There is no doubt that the traditional workplace has changed in a major way in the last few years. About half of companies now have remote workers. This means that managing a team looks different from what it ever did before. Facilitating the best of what a team has to offer, the synergies, the camaraderie, the collaboration, looks and feels different. It is sometimes difficult.
Those who manage remote teams are learning how to keep teams engaged and motivated, even as they work in isolation. Here are some of the techniques they are employing to keep their employees on track.
Regular Touch-Base Meetings
Working in the office made it easy and natural to casually ask questions, double-check information, and get feedback from colleagues. That ease made collaboration and the sharing of ideas more convenient. Managers who want to keep the teamwork going need to create situations in which employees have the chance to talk informally about work.

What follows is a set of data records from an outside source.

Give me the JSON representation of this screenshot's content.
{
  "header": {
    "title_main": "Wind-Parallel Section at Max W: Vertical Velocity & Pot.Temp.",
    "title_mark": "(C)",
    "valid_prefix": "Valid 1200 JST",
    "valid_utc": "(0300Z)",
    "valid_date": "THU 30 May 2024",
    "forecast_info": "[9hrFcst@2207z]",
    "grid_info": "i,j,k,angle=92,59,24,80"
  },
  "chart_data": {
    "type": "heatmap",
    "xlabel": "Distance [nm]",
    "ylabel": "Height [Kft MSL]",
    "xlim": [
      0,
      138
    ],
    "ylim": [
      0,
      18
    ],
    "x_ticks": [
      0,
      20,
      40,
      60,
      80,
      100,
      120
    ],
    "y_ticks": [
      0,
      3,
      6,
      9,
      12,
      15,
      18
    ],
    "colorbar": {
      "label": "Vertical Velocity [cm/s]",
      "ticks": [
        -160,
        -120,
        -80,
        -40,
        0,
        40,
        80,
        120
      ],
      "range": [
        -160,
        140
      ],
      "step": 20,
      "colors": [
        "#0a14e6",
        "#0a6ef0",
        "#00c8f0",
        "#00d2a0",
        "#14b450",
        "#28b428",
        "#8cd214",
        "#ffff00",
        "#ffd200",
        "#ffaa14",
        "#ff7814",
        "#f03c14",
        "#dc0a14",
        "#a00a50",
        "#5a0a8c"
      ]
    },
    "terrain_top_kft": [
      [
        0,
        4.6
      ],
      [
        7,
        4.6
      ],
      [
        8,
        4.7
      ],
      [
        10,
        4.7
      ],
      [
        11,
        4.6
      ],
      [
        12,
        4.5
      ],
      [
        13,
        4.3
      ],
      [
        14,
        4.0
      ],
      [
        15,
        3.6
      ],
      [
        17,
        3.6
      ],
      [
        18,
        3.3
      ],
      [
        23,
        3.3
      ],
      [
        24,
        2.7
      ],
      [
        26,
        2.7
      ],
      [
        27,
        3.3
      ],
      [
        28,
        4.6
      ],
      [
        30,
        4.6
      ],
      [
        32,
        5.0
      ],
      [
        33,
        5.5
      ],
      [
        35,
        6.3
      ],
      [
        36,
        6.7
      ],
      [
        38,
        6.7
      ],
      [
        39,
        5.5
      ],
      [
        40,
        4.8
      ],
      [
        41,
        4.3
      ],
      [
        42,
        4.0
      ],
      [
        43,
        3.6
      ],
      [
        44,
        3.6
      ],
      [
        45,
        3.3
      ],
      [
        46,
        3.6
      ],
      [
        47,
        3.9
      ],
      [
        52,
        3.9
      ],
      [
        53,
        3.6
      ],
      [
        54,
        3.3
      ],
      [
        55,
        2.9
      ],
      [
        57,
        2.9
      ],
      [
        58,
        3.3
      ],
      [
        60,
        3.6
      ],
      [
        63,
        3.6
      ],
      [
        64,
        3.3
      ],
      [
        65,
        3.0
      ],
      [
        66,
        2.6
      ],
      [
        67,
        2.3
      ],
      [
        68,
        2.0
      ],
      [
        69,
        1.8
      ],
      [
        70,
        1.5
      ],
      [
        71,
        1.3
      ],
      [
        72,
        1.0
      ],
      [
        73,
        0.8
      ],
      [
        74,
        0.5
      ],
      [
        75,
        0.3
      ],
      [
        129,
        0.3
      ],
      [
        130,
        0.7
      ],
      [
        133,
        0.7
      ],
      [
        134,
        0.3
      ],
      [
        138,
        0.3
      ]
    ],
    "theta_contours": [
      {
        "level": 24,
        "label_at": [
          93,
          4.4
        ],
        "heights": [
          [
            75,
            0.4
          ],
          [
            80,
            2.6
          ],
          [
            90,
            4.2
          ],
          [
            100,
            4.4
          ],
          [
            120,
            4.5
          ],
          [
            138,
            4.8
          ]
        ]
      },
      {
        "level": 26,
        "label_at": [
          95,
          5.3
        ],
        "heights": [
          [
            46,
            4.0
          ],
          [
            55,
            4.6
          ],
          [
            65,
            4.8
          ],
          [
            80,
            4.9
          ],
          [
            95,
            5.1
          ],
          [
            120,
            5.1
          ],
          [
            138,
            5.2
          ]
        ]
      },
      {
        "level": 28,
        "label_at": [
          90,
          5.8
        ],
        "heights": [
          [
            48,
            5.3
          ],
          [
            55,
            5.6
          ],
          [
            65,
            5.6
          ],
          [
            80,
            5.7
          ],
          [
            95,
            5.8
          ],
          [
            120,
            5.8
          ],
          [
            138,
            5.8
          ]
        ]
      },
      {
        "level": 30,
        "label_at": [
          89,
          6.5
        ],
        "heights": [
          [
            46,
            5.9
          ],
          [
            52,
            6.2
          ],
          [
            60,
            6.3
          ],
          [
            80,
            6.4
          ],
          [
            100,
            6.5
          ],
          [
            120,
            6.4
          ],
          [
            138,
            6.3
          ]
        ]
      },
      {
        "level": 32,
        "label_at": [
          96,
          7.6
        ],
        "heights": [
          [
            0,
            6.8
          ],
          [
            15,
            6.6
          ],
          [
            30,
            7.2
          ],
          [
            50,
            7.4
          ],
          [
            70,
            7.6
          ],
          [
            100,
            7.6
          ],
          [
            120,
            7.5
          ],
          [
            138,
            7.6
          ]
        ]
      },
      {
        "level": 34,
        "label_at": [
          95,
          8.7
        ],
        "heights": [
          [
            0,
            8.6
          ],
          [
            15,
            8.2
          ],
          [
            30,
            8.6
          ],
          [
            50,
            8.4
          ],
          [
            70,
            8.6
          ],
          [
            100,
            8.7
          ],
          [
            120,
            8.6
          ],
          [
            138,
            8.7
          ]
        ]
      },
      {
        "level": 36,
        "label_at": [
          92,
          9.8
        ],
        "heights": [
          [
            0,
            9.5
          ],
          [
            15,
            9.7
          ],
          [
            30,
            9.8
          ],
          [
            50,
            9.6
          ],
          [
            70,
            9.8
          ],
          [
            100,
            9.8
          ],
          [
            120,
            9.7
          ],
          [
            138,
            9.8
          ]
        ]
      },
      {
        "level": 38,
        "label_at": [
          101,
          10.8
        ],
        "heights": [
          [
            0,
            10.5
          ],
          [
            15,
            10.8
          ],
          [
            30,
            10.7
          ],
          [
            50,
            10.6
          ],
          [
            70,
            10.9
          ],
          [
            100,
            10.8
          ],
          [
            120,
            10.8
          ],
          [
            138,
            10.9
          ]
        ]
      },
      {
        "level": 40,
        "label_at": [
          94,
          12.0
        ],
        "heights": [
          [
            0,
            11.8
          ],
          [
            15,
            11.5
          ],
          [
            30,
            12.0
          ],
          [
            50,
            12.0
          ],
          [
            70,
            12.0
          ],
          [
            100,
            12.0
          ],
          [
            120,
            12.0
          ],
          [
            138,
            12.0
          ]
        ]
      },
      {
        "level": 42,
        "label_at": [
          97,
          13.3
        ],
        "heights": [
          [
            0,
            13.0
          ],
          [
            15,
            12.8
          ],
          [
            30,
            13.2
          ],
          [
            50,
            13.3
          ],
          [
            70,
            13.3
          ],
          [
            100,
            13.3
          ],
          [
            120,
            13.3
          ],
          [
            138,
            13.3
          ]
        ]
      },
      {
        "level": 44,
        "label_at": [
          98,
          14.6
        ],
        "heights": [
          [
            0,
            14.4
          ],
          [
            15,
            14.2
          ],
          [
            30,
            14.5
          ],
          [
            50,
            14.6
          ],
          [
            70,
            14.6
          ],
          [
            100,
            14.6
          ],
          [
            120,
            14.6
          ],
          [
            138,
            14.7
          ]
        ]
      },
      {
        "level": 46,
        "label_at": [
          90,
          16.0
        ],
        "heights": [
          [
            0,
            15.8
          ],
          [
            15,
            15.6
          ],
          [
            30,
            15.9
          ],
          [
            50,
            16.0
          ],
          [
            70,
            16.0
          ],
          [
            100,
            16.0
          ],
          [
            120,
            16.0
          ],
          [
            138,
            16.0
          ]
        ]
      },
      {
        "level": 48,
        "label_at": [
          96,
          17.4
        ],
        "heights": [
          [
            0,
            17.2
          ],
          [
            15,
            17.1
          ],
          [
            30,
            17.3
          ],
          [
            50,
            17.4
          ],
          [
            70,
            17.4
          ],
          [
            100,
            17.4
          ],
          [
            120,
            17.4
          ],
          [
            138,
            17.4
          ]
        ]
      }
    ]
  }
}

Scheduling a daily touch-base meeting , set up not to accomplish a specific task, but rather just to get aligned on the day, is vital. These daily meetings should be short and predictable. Every team member should know that this meeting is where they will be briefed or reminded about the big picture for the day and have the opportunity to make comments or ask questions about things the team is working on. To be clear, this is not a time to get into the details about how to accomplish a project, but rather a time to discuss teamwork in general.
Practice Great Communication
In-person, co-workers can hear each other’s voice inflections, see body language, and generally understand more of the intent behind what someone is saying. Communicating through a computer screen takes away all those context clues. It’s really easy to misinterpret someone’s tone when you read a text or email.
The solution is to take zero shortcuts when it comes to communication . Don’t rush the email. Write in complete sentences. Avoid shorthand and abbreviations. Make it clear that if anyone has any questions, they are welcome and encouraged to ask. Thank employees who take the time to verify and clarify instructions.
Working from home might feel, to some employees, like they are always at work or that there are no boundaries for when to send emails. Being connected 24/7 should not make the team feel obligated to be available for work 24/7. Clearly communicate what the expectations are for when employees should be sending messages and also the timing of when they should be responding. For example, employees should respond within 3 hours of receiving a message between 9 a.m. and 5 p.m., but have no obligation to respond outside of those hours.
These rules will help the people communicating information and receiving information. They have the added benefit of building trust among team members and of making employees feel appreciated by the company.
Give Them the Right Tools
Technology tools that help the team work as a team are the most important investment a company can make when it has remote employees. It’s not a place to scrimp. Companies are wise to look into software hosting services that allow any computer from any location to share desktop features, access to software, and the ability to work on shared documents. A good software hosting company will also provide security from hacking, cyber-attacks, and guard logins.
Having the right technology is so crucial that it should be a regular topic of conversation among teams and managers. Managers should regularly poll employees about how their current technology is meeting or not meeting their needs.
Focus on Big Picture
Even when everyone worked in the same office, managers understood that employees all have their own personalities, challenges, and styles. The era of working from home only adds to those differences. Not only do workers come to the job with their own personal uniqueness, but they now also bring their home lives to work, literally.
Some employees may live in areas with inconsistent internet connections. They may have pets, relatives, roommates, or alternative living arrangements. Their living space may not have the capacity for a dedicated workspace. They may live somewhere where getting some quiet or privacy is a struggle.
The way managers can combat these special needs is to shift the focus of work towards goals and deadlines, rather than pacing. Managers need to be more flexible. It’s not even possible to micromanage remote teams, so why try? Does it really matter if an employee is going to be distracted by his kids getting off the bus every afternoon as long as he puts in the time and effort to get his work done on time?
Remind the team why they are doing what they are doing. Understanding the purpose of the work is a huge motivator and will drive better performance.